Gingerbread Oatmeal Cream Pies


  • 1 cup butter, softened
  • 1 1/4 cup brown sugar
  • 1/4 cup sugar
  • 2 eggs
  • ¼ cup molasses
  • 2 teaspoons vanilla
  • 2 1/4 cup flour
  • 1 teteaspoon baking soda
  • 1 teaspoon salt
  • 2 teaspoons ginger
  • ½ teaspoon cloves
  • ¾ teaspoon cinnamon
  • 1 1/2 cup oats
  • 1/2 cup butter, softened
  • 1 1/2 cups powdered sugar
  • 1 teaspoon vanilla
  • 7 oz jar marshmallow fluff
  • 1 tablespoon maple syrup

Preheat oven to 325. Line baking sheets and set aside.
In a mixer, combine the butter and sugars and beat until creamy. Add eggs one at a time, beating well after each addition. Stir in the molasses and the vanilla.
In a separate bowl, combine flour, baking soda, salt, ginger, cloves and cinnamon. Carefully add flour mixture to butter mixture, beating well. Stir in oats until blended. Refrigerate dough for at least an hour.

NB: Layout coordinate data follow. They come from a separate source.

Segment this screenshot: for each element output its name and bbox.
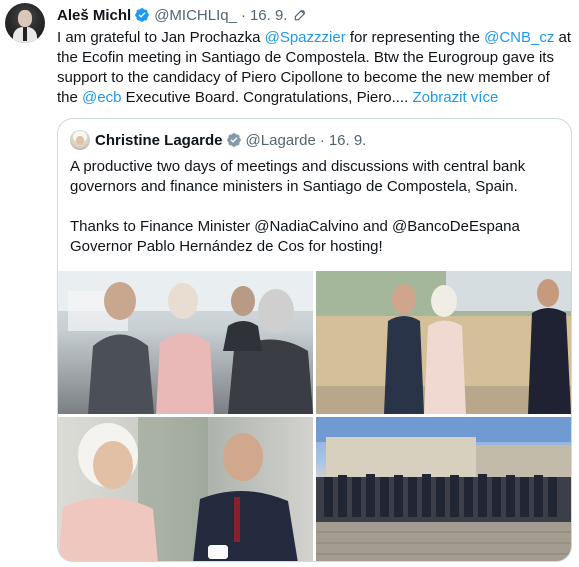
tweet-text-part: I am grateful to Jan Prochazka xyxy=(57,29,265,46)
quoted-author-name: Christine Lagarde xyxy=(95,131,223,149)
mention-link[interactable]: @ecb xyxy=(82,89,121,106)
tweet-header: Aleš Michl @MICHLIq_ · 16. 9. xyxy=(57,5,307,25)
photo-conversation[interactable] xyxy=(58,417,313,561)
tweet: Aleš Michl @MICHLIq_ · 16. 9. I am grate… xyxy=(0,0,579,567)
mention-link[interactable]: @CNB_cz xyxy=(484,29,554,46)
quoted-author-handle: @Lagarde xyxy=(245,131,316,149)
author-avatar[interactable] xyxy=(5,3,45,43)
quoted-paragraph: A productive two days of meetings and di… xyxy=(70,158,526,195)
edited-pencil-icon[interactable] xyxy=(293,8,307,22)
photo-outdoor-walk[interactable] xyxy=(316,271,571,414)
tweet-text: I am grateful to Jan Prochazka @Spazzzie… xyxy=(57,28,572,108)
photo-family-group[interactable] xyxy=(316,417,571,561)
quoted-paragraph: Thanks to Finance Minister @NadiaCalvino… xyxy=(70,218,520,255)
separator-dot: · xyxy=(319,131,325,149)
quoted-tweet-date: 16. 9. xyxy=(328,131,367,149)
tweet-text-part: Executive Board. Congratulations, Piero.… xyxy=(121,89,413,106)
tweet-text-part: for representing the xyxy=(345,29,485,46)
verified-badge-icon xyxy=(226,133,241,147)
photo-grid xyxy=(58,271,571,561)
quoted-tweet[interactable]: Christine Lagarde @Lagarde · 16. 9. A pr… xyxy=(57,118,572,562)
author-handle[interactable]: @MICHLIq_ xyxy=(154,7,237,24)
mention-link[interactable]: @Spazzzier xyxy=(265,29,346,46)
verified-badge-icon xyxy=(135,8,150,22)
quoted-tweet-text: A productive two days of meetings and di… xyxy=(70,157,560,257)
quoted-tweet-header: Christine Lagarde @Lagarde · 16. 9. xyxy=(70,130,366,150)
tweet-date[interactable]: 16. 9. xyxy=(250,7,288,24)
show-more-link[interactable]: Zobrazit více xyxy=(412,89,498,106)
separator-dot: · xyxy=(240,6,246,24)
photo-meeting-group[interactable] xyxy=(58,271,313,414)
quoted-author-avatar xyxy=(70,130,90,150)
author-name[interactable]: Aleš Michl xyxy=(57,7,131,24)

Using a small cookie scoop, scoop up dough and shape roughly into 1 in balls. Bake for 10-12 minutes or until edges have set lightly but the center is soft. Let cool on baking sheet for a few minutes before moving to a cooling rack.
For the filling, beat butter until creamy. Slowly stir in powdered sugar. Add vanilla and marshmallow fluff. Blend in maple syrup.
Spread a large spoonful of filling on bottom of one cookie, top with another cookies. Store in refrigerator.